Review Price £1,699.00
Bang & Olufsen A9 First Look
As Trusted Reviews slipped shiftily through the doors of a so-private-you-barely-know-it's-there member’s club on London's Poland Street last Thursday, we didn't have a clue what to expect. All we knew was that Bang & Olufsen (B&O) had invited us there to witness the unveiling of a key new product in its BeoPlay range of digital music-friendly AV devices.
The first thing we noticed inside the apartment - aside from how many other people were in it and a row of free Mojitos - was a startlingly large, clearly arc-shaped ‘something’ hidden under a grey sheet in one of the apartment’s corners. This, clearly, was the main reason we were there.
Bang & Olufsen A9 Design - The joke's on us
The grey sheet intriguingly hung from a height of around a metre right down to the floor, causing us to joke during a quick pre-unveiling chat with B&O’s President and CEO Tue Mantoni that it would be cool if the product underneath the sheet turned out to actually be a metre high, rather than being something smaller sat on a table, as we assumed it was.
Which just goes to prove that you should never make any assumptions where B&O design is concerned. For once B&O had judged that everyone in the room was suitably well-oiled from all the mojitos, the time had come to whip off the grey cover to reveal that in fact its new star audio product really was that imposingly tall...
Bang & Olufsen A9 Features - Sound in the round
The product in question is called the BeoPlay A9, and it's the B&O’s new flagship wireless music speaker, capable of streaming music from both Airplay (Apple) and Android devices. The A9’s design is its real talking point though. For starters, it’s round. As in completely circular, full-moon, satellite-dish, smartie round.
It's also, as hinted already, huge. The main speaker circle is 70cm in diameter, while the full height of the A9 if you attach its three standing legs is 91cm. That’s taller than many TVs.
This obviously makes it quite a commitment in space terms for your average home. But then with a price tag of £1700, it’s probably unlikely to find its way into an average home!
The standard look of the A9 is a white body with a white cover, and beech legs.

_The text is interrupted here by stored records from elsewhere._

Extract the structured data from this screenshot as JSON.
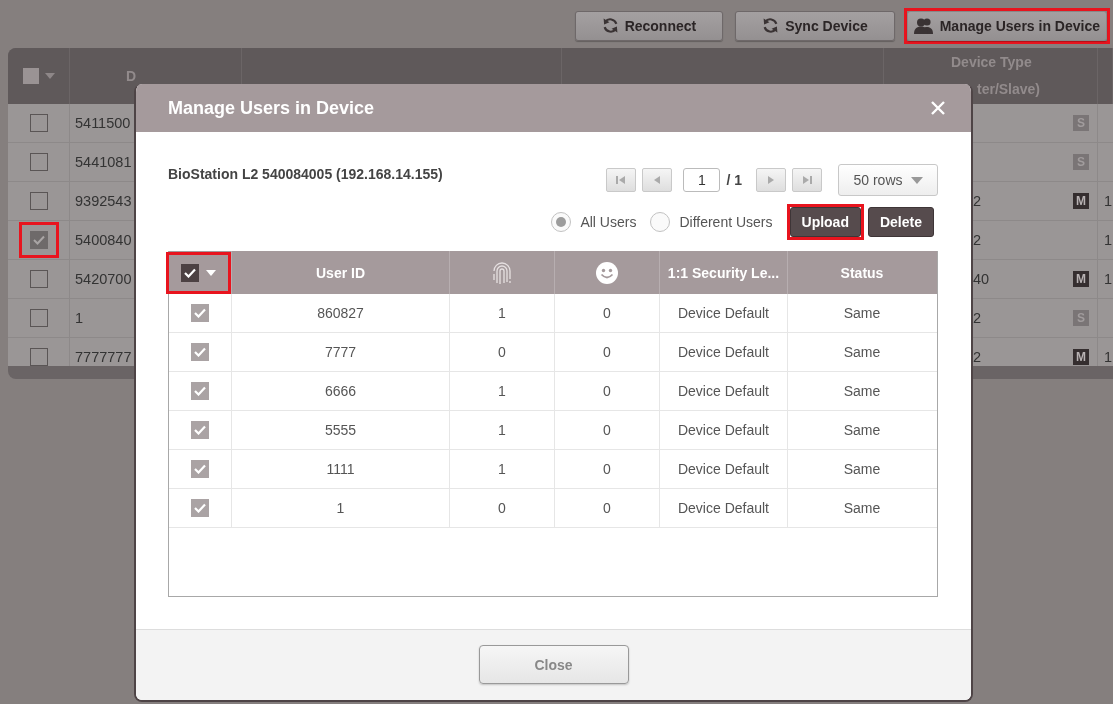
{
  "toolbar": {
    "buttons": [
      {
        "label": "Reconnect",
        "highlighted": false
      },
      {
        "label": "Sync Device",
        "highlighted": false
      },
      {
        "label": "Manage Users in Device",
        "highlighted": true
      }
    ]
  },
  "device_table": {
    "select_all": {
      "checked": false
    },
    "columns": [
      {
        "label": "D"
      },
      {
        "label": "Device Type",
        "label_line_2": "ter/Slave)"
      }
    ],
    "rows": [
      {
        "checked": false,
        "highlighted": false,
        "id": "5411500",
        "badge": {
          "text": "S",
          "kind": "slave"
        }
      },
      {
        "checked": false,
        "highlighted": false,
        "id": "5441081",
        "badge": {
          "text": "S",
          "kind": "slave"
        }
      },
      {
        "checked": false,
        "highlighted": false,
        "id": "9392543",
        "type": "2",
        "badge": {
          "text": "M",
          "kind": "master"
        },
        "column_last": "1"
      },
      {
        "checked": true,
        "highlighted": true,
        "id": "5400840",
        "type": "2",
        "column_last": "1"
      },
      {
        "checked": false,
        "highlighted": false,
        "id": "5420700",
        "type": "40",
        "badge": {
          "text": "M",
          "kind": "master"
        },
        "column_last": "1"
      },
      {
        "checked": false,
        "highlighted": false,
        "id": "1",
        "type": "2",
        "badge": {
          "text": "S",
          "kind": "slave"
        }
      },
      {
        "checked": false,
        "highlighted": false,
        "id": "7777777",
        "type": "2",
        "badge": {
          "text": "M",
          "kind": "master"
        },
        "column_last": "1"
      }
    ]
  },
  "dialog": {
    "title": "Manage Users in Device",
    "device": "BioStation L2 540084005 (192.168.14.155)",
    "pager": {
      "page": "1",
      "total": "/ 1",
      "rows": "50 rows"
    },
    "filters": [
      {
        "label": "All Users",
        "selected": true
      },
      {
        "label": "Different Users",
        "selected": false
      }
    ],
    "actions": [
      {
        "label": "Upload",
        "highlighted": true
      },
      {
        "label": "Delete",
        "highlighted": false
      }
    ],
    "table": {
      "select_all": {
        "checked": true,
        "highlighted": true
      },
      "columns": [
        {
          "kind": "text",
          "label": "User ID"
        },
        {
          "kind": "fingerprint"
        },
        {
          "kind": "face"
        },
        {
          "kind": "text",
          "label": "1:1 Security Le..."
        },
        {
          "kind": "text",
          "label": "Status"
        }
      ],
      "rows": [
        {
          "checked": true,
          "cells": [
            "860827",
            "1",
            "0",
            "Device Default",
            "Same"
          ]
        },
        {
          "checked": true,
          "cells": [
            "7777",
            "0",
            "0",
            "Device Default",
            "Same"
          ]
        },
        {
          "checked": true,
          "cells": [
            "6666",
            "1",
            "0",
            "Device Default",
            "Same"
          ]
        },
        {
          "checked": true,
          "cells": [
            "5555",
            "1",
            "0",
            "Device Default",
            "Same"
          ]
        },
        {
          "checked": true,
          "cells": [
            "1111",
            "1",
            "0",
            "Device Default",
            "Same"
          ]
        },
        {
          "checked": true,
          "cells": [
            "1",
            "0",
            "0",
            "Device Default",
            "Same"
          ]
        }
      ]
    },
    "footer": {
      "button": "Close"
    }
  }
}
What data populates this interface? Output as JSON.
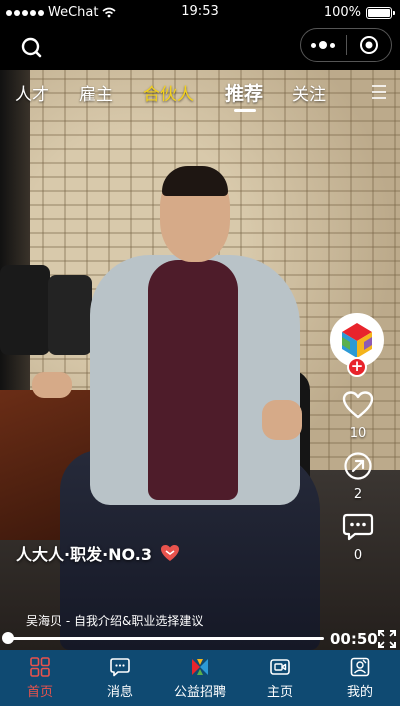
{
  "status": {
    "carrier": "WeChat",
    "time": "19:53",
    "battery": "100%",
    "battery_level": 1.0
  },
  "tabs": [
    {
      "label": "人才",
      "style": "normal"
    },
    {
      "label": "雇主",
      "style": "normal"
    },
    {
      "label": "合伙人",
      "style": "gold"
    },
    {
      "label": "推荐",
      "style": "active"
    },
    {
      "label": "关注",
      "style": "normal"
    }
  ],
  "actions": {
    "likes": "10",
    "shares": "2",
    "comments": "0"
  },
  "video": {
    "channel_title": "人大人·职发·NO.3",
    "caption": "吴海贝 - 自我介绍&职业选择建议",
    "duration": "00:50",
    "progress": 0.0
  },
  "nav": [
    {
      "label": "首页",
      "icon": "home-grid-icon",
      "active": true
    },
    {
      "label": "消息",
      "icon": "message-icon",
      "active": false
    },
    {
      "label": "公益招聘",
      "icon": "charity-logo-icon",
      "active": false
    },
    {
      "label": "主页",
      "icon": "video-profile-icon",
      "active": false
    },
    {
      "label": "我的",
      "icon": "user-card-icon",
      "active": false
    }
  ],
  "colors": {
    "nav_bg": "#0f4a72",
    "active_nav": "#e8534d",
    "gold_tab": "#f4d21c",
    "follow_red": "#e8242c"
  }
}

But you can also choose silver, red, black, green, and brown fabric covers, and oak or teak legs.
Removing the fabric cover is also an option - arguably a necessity for cat owners! - as the speaker’s front is protected by a very fetching hard grille with the B&O logo engraved at its centre.
Bang & Olufsen A9 Sound Quality - Practical as well as pretty
As well as looking striking, the A9‘s circular design is practical. For it means it avoids almost all ‘standing wave’ problems, improving sound quality. The shape and size of the A9 also helps it accommodate an extraordinary amount of power for a wireless speaker ‘dock’: 480W, delivered via two 3in mid-range unites, two three-quarter-inch tweeters, and an 8in bass unit that pushes some of its air through the A9’s built-in carry handle slot.
The A9’s sound output can be adjusted to suit wall or floor mounting options, while a rather gorgeous touch-sensitive sliding device around the A9’s top edge lets you change the unit’s volume across four different ‘configurations’: personal listening, small room listening, large room listening, and Party listening.
These modes immediately hint at the sort of power the A9 can turn out. And during our hands - or rather, ears - on, the system actually produce an even bigger sound performance than even its large and obviously very high build quality had led us to hope for. Its music comfortably filled the apartment we were in, despite the huge amount of chattering, well-lubricated people in it.
Bass levels, too, were remarkable during a couple of dance tracks we were subjected to, vocals sounded amazingly clear and polished while listening to a couple of pop tracks, yet the system also managed to sound suitably ‘grunty’ at high volumes when playing The Foo Fighters.
The only negative impression we formed during our brief listening in the far-from-ideal circumstances of the crowded apartment was that the attempt to deliver a room-filling sound perhaps detracts from music’s stereo separation. It’s entirely possible, though, that in a less chaotic environment this perceived issue will fizzle away.
Hopefully, with the A9 due to be released in the second half of November, that less chaotic environment will soon be our test rooms... Watch this space.